Nel mezzo di questo percorso di lenta e travagliata ricostruzione di un quadro accettabile di garanzie in favore del frantumato mondo del lavoro, si è abbattuta la sciagura della pandemia, alla quale il Governo, nell'ottica emergenziale di evitare anche una catastrofe sociale, ha reagito con una misura coraggiosa quale il divieto totale di licenziamento per motivazioni economiche. Il blocco dei licenziamenti, che ha nel nostro ordinamento un solo precedente risalente al 1945, dovrebbe durare sino al 16 agosto (anche se il sindacato ne richiede una ulteriore proroga) ed è stato opportunamente accompagnato da un allungamento della Cassa integrazione guadagni e alla sua concessione generalizzata anche ai settori tradizionalmente non coperti. Nonostante il blocco di licenziamenti, che riguarda ovviamente solo gli assunti a tempo indeterminato, si è realizzato comunque un sensibile calo occupazionale, e i primi a pagare sono stati come sempre i precari, perché in molte situazioni non sono stati rinnovati i contratti a tempo determinato ovvero gli interinali in scadenza.
Per fare fronte al riavvio delle attività in conseguenza della emergenza epidemiologica, con l'art. 93 del “decreto rilancio” del 19 maggio n. 34 si è pertanto introdotta una deroga all'obbligo di indicare la causali nei rinnovi e proroghe dei contratti a tempo determinato, ma ciò soltanto fino al 30 agosto di quest'anno. Quindi, al pari del blocco dei licenziamenti, anche la deroga al “decreto dignità” sui contratti a tempo determinato ha un carattere temporaneo legato all'emergenza sanitaria.
Ora, però, si legge con sempre maggiore insistenza che il blocco dei licenziamenti deve essere superato quanto prima, perché congela una situazione comunque destinata inevitabilmente a esplodere, mentre le deroghe all'obbligo di indicare le causali andrebbe prorogato almeno fino a fine anno, con la speranza assai malcelata di un loro superamento definitivo.

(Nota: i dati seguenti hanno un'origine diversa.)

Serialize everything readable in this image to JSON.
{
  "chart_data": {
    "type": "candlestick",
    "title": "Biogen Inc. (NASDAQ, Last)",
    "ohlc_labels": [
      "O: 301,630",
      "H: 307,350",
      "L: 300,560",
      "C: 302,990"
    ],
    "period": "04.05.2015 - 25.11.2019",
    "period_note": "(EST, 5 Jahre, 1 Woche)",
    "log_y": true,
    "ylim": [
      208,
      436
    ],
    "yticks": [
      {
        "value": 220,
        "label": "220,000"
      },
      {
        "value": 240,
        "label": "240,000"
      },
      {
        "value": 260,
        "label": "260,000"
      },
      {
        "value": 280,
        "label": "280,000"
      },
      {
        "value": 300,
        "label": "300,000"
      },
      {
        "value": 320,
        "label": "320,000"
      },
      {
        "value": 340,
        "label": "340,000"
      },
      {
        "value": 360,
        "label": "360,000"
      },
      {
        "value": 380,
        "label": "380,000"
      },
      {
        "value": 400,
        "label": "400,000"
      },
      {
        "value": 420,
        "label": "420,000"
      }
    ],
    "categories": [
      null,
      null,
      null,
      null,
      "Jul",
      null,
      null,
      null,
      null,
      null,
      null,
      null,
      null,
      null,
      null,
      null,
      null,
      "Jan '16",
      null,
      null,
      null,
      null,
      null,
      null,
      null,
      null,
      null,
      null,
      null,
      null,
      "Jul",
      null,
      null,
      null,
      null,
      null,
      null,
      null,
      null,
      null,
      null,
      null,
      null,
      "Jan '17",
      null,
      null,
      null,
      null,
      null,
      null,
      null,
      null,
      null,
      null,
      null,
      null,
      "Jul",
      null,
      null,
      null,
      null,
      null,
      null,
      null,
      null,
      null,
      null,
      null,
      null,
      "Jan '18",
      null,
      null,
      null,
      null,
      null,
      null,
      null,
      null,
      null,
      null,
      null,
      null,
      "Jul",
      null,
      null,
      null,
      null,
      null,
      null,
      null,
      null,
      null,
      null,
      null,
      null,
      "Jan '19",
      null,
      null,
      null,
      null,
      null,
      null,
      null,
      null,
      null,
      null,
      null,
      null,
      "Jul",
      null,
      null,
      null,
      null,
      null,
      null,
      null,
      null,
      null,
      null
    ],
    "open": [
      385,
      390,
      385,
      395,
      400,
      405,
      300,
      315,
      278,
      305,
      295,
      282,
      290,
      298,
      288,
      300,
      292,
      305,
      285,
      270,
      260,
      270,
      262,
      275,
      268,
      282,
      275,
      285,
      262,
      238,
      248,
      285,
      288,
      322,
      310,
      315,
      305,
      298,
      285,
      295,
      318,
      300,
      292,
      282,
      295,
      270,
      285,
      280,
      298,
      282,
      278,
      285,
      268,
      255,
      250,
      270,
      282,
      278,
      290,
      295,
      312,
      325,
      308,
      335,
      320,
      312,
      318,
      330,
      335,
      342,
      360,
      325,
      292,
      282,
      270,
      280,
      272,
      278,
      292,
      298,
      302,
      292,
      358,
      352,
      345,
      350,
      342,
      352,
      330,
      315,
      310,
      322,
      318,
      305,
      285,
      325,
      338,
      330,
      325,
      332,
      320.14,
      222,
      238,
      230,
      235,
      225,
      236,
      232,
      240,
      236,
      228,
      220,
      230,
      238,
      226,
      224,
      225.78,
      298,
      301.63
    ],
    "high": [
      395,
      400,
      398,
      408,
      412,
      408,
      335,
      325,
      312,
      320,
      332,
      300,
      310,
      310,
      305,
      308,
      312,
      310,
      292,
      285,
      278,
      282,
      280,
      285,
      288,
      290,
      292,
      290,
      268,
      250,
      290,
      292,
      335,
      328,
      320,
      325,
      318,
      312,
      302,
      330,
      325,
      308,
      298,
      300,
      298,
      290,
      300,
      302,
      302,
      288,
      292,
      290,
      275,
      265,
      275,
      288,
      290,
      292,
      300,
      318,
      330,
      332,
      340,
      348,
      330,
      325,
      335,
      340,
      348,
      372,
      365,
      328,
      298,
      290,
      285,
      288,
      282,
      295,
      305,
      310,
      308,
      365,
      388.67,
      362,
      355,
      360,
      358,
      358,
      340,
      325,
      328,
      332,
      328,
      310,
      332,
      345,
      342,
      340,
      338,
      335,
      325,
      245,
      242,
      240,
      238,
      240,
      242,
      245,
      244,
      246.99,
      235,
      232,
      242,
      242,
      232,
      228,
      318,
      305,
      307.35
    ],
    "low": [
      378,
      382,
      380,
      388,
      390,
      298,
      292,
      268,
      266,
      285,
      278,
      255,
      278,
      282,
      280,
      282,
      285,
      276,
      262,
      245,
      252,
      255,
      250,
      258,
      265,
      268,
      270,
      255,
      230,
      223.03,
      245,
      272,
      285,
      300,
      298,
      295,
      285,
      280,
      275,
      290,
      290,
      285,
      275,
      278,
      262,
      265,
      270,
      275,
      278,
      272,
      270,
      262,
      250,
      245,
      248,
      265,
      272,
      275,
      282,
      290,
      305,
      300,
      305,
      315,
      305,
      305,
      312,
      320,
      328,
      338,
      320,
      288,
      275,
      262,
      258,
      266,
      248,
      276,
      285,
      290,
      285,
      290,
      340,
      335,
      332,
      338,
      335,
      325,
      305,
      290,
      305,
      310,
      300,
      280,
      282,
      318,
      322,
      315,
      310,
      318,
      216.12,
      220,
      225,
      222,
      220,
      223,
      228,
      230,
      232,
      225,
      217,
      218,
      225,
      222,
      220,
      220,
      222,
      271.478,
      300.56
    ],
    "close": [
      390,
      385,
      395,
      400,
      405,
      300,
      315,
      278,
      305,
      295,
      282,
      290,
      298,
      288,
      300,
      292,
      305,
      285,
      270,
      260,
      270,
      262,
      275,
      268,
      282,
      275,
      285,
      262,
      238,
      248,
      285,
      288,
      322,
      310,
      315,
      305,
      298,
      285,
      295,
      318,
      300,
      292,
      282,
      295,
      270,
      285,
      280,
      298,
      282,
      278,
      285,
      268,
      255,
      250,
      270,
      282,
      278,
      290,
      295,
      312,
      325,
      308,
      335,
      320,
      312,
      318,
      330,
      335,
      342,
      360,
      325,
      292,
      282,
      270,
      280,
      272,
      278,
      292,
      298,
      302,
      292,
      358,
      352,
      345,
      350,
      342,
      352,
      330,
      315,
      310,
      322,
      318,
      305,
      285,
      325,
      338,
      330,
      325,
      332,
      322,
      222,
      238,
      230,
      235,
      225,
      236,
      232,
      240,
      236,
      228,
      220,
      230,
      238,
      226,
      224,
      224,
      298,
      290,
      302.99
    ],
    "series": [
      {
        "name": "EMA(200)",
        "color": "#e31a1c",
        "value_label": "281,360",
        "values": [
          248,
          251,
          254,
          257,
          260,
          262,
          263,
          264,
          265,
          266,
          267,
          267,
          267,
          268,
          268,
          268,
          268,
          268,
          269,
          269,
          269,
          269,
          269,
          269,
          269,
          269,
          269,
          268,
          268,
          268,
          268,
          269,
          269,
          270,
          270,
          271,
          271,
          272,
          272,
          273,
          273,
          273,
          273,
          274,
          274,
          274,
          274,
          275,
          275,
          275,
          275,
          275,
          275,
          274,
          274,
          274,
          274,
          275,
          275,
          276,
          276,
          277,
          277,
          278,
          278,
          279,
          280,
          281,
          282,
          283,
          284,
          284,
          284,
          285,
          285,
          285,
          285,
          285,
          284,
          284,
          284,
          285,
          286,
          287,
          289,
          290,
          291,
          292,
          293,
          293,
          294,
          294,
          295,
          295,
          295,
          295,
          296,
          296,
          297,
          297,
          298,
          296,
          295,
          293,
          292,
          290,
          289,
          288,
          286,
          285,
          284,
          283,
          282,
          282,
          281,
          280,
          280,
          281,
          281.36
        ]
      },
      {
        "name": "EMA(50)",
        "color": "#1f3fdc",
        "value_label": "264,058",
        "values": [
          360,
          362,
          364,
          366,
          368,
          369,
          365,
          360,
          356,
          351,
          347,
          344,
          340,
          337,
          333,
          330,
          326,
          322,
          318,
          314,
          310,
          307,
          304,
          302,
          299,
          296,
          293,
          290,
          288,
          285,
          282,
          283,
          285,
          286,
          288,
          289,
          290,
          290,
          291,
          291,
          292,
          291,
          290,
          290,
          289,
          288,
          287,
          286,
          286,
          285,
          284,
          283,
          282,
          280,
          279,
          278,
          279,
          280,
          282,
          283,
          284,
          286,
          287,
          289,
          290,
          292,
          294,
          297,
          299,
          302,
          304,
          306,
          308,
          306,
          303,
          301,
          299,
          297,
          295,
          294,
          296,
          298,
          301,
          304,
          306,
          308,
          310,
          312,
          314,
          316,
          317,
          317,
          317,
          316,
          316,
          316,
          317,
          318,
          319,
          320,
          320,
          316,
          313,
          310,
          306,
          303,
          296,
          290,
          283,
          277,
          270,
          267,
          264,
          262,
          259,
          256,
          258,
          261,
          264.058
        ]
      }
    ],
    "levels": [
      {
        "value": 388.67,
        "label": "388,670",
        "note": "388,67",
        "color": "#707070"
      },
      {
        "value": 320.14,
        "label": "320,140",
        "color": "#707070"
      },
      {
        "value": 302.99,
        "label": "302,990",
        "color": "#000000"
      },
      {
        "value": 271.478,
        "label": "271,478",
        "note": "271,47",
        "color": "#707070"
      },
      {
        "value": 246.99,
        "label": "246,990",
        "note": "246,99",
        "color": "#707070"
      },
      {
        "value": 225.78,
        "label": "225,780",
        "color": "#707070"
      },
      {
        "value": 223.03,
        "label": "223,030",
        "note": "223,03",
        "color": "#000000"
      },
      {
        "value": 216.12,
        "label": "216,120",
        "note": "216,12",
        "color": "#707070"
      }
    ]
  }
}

Se si operasse in tale direzione, e cioè se si realizzasse anche solo una sfasatura temporale tra blocco dei licenziamenti e deroghe alle causali (e ancor più se si ritenesse di superarle in via definitiva), è facile prevedere una riesplosione immediata delle assunzioni a termine e delle somministrazioni a tempo determinato. Che ciò possa portare a una ripresa economica più rapida è tutto da dimostrare, ed anzi è smentito in particolare dalla fallimentare esperienza del Jobs Act.
La vera partita si gioca dunque su come si esce dall'emergenza. Se prevarranno le solite fallimentari ricette liberiste secondo le quali l'economia si rilancia solo eliminando “lacci e laccioli” alle imprese, il risultato sarà solo l’ulteriore frammentazione del mercato del lavoro, l'indebolimento ancor più marcato del potere contrattuale dei lavoratori e delle loro organizzazioni, l'incremento del lavoro povero e non garantito che, come scrive Lerner, negli ultimi sei anni «ha conosciuto incrementi record e ha goduto di legittimazione istituzionale».
Se questo è il vero obiettivo perseguito, se si vuole cioè far pagare il prezzo più alto della crisi alle classi lavoratrici che hanno tenuto in piedi il Paese in questi mesi drammatici, si abbia almeno il coraggio politico di dichiararlo apertamente.